Oleh karena itu membicarakan buku idealnya harus dibuka selebar dan sedalam mungkin, sebab ketertarikan orang pada buku juga tanpa batas, tak jarang merupakan rangkaian pembicaraan berantai, simultan, penuh rinci, sangat teliti---bisa merupakan pembicaraan intrinsik dan ekstrinsik buku sekaligus. Yang patut diperhatikan dan awas dari pembicaraan itu justru para komentator sendiri, seberapa dewasa dan sedingin apa dia mampu menanggapi komentar, pendapat, informasi, pandangan, interpretasi, dan lain sebagainya dari orang lain; bagaimana cara berinteraksi dengan etika tetap terjunjung tinggi, meskipun diskusi itu anarkis, sepintas lalu sembarangan, seakan-akan hanya merupakan letupan pernyataan yang kehilangan konteks. Apa pentingnya diskusi selebar dan sedalam-dalamnya bagi peserta itu? Tidak lain adalah untuk memberikan pengetahuan apa adanya, sebagaimana diketahui para pembawanya. Apalagi diskusi itu terjadi di pasar, memang sebuah ruang publik tempat anggota komunitas berinteraksi, melakukan tukar-menukar, isinya sangat beragam, tawarannya sangat banyak, dan orang hanya perlu langsung menanggapi subjek yang menarik hatinya. Di ruang publik, orang sebenarnya hanya butuh iktikad baik dan menghormati etika, agar jangan sampai membuat orang lain terluka atau tahu rambu-rambu umum apa saja yang bisa membuat orang lain marah hingga kehilangan akal sehatnya, tidak memprovokasi. Prinsipnya, menjaga agar martabat kemanusiaan tidak jatuh.

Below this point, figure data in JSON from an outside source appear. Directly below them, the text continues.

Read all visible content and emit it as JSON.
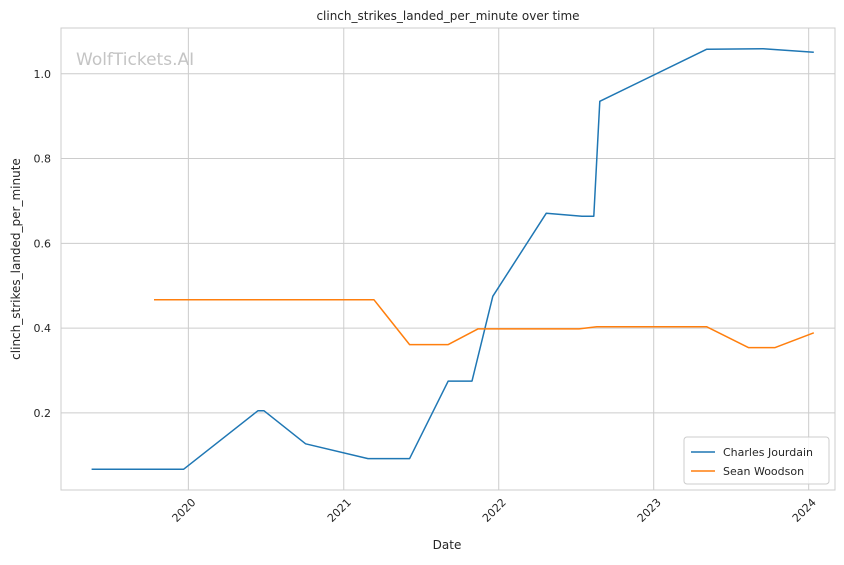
{
  "chart_data": {
    "type": "line",
    "title": "clinch_strikes_landed_per_minute over time",
    "xlabel": "Date",
    "ylabel": "clinch_strikes_landed_per_minute",
    "watermark": "WolfTickets.AI",
    "x_ticks": [
      "2020",
      "2021",
      "2022",
      "2023",
      "2024"
    ],
    "y_ticks": [
      "0.2",
      "0.4",
      "0.6",
      "0.8",
      "1.0"
    ],
    "ylim": [
      0.018,
      1.108
    ],
    "xlim": [
      "2019-03-07",
      "2024-03-03"
    ],
    "grid": true,
    "legend_position": "lower right",
    "series": [
      {
        "name": "Charles Jourdain",
        "color": "#1f77b4",
        "points": [
          [
            "2019-05-18",
            0.067
          ],
          [
            "2019-12-21",
            0.067
          ],
          [
            "2020-06-13",
            0.205
          ],
          [
            "2020-06-27",
            0.205
          ],
          [
            "2020-10-03",
            0.127
          ],
          [
            "2021-02-27",
            0.092
          ],
          [
            "2021-06-05",
            0.092
          ],
          [
            "2021-09-04",
            0.275
          ],
          [
            "2021-10-30",
            0.275
          ],
          [
            "2021-12-18",
            0.475
          ],
          [
            "2022-04-23",
            0.671
          ],
          [
            "2022-07-16",
            0.664
          ],
          [
            "2022-08-13",
            0.664
          ],
          [
            "2022-08-27",
            0.935
          ],
          [
            "2023-05-06",
            1.058
          ],
          [
            "2023-09-16",
            1.059
          ],
          [
            "2024-01-13",
            1.051
          ]
        ]
      },
      {
        "name": "Sean Woodson",
        "color": "#ff7f0e",
        "points": [
          [
            "2019-10-12",
            0.467
          ],
          [
            "2021-03-13",
            0.467
          ],
          [
            "2021-06-05",
            0.361
          ],
          [
            "2021-09-04",
            0.361
          ],
          [
            "2021-11-13",
            0.398
          ],
          [
            "2022-07-09",
            0.398
          ],
          [
            "2022-08-20",
            0.403
          ],
          [
            "2023-05-06",
            0.403
          ],
          [
            "2023-08-12",
            0.354
          ],
          [
            "2023-10-14",
            0.354
          ],
          [
            "2024-01-13",
            0.389
          ]
        ]
      }
    ]
  }
}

Tapi sebenarnya, kekhawatiran kekhawatiran seperti itu pada dasarnya sudah berlebihan. Manusia tidak serentan yang diduga kebanyakan orang, melainkan---seperti juga makhluk lain---sangat sulit berubah, keras kepala, egois, mau menang sendiri, defensif, suka menyangkal, hidup sesuai pemahaman sendiri. Hanya bila terpaksa saja manusia mau berubah, itu pun jarang dengan ikhlas, meski akhirnya bukannya tak mau terima. Seharusnya kita tidak usah khawatir, sebab manusia per individu sebenarnya akan terus baik-baik saja, setidaknya menurut dia sendiri. Dan bila seperti itu, apa coba yang bisa mempengaruhi seseorang?

Contoh, jangankan khawatir akan terprovokasi 'menghina' iman seseorang, untuk mengubah keyakinan sendiri saja sulit sekali kok; sejarah telah memberi banyak sekali bukti. Apa yang telah terjadi sebelum akhirnya manusia pasrah menerima bahwa Bumi bulat? Apa yang pernah terjadi ketika 'kebenaran' disebarkan? Apa yang sempat terjadi sebelum akhirnya keyakinan-keyakinan lama tumbang? Awalnya diskusi baik-baik, mengutarakan argumen, berusaha berkomunikasi sebaik mungkin, tapi bila akhirnya tidak diterima, gagal kompromi, terus 'iman' bicara, kekerasan pun dengan segera terlibat. Tapi tetap jangan khawatir, itu adalah bukti paling jelas bahwa sebenarnya manusia itu degil, sulit sekali belajar, dan hal minimal setelah 'iman' diserang, terancam teritori otoritasnya, dia membela diri, awalnya defensif, namun pada saatnya dia tak segan ofensif. Hukum ruang publik sebenarnya juga demikian: seseorang mencari individu yang bisa diajak transaksi, kalau tidak dia akan mencari komunitas (e.g. pasar) lain. Bila transaksi menyentuh kepentingan orang banyak, mampu menggerakkan banyak orang, subjeknya ramai, permintaan banyak, yang ingin ikut pun tambah banyak. Dipandang secara berjarak, interaksi itu memperlihatkan yang sebenarnya 'ramai' tak lain individu yang bertahan sendiri-sendiri, melancarkan tawaran, melontarkan serangan, mempertahankan iman, menyodorkan fakta, tak mau berubah, mencoba meruntuhkan pendapat, takut menghadapi sesuatu yang di luar pemahamannya.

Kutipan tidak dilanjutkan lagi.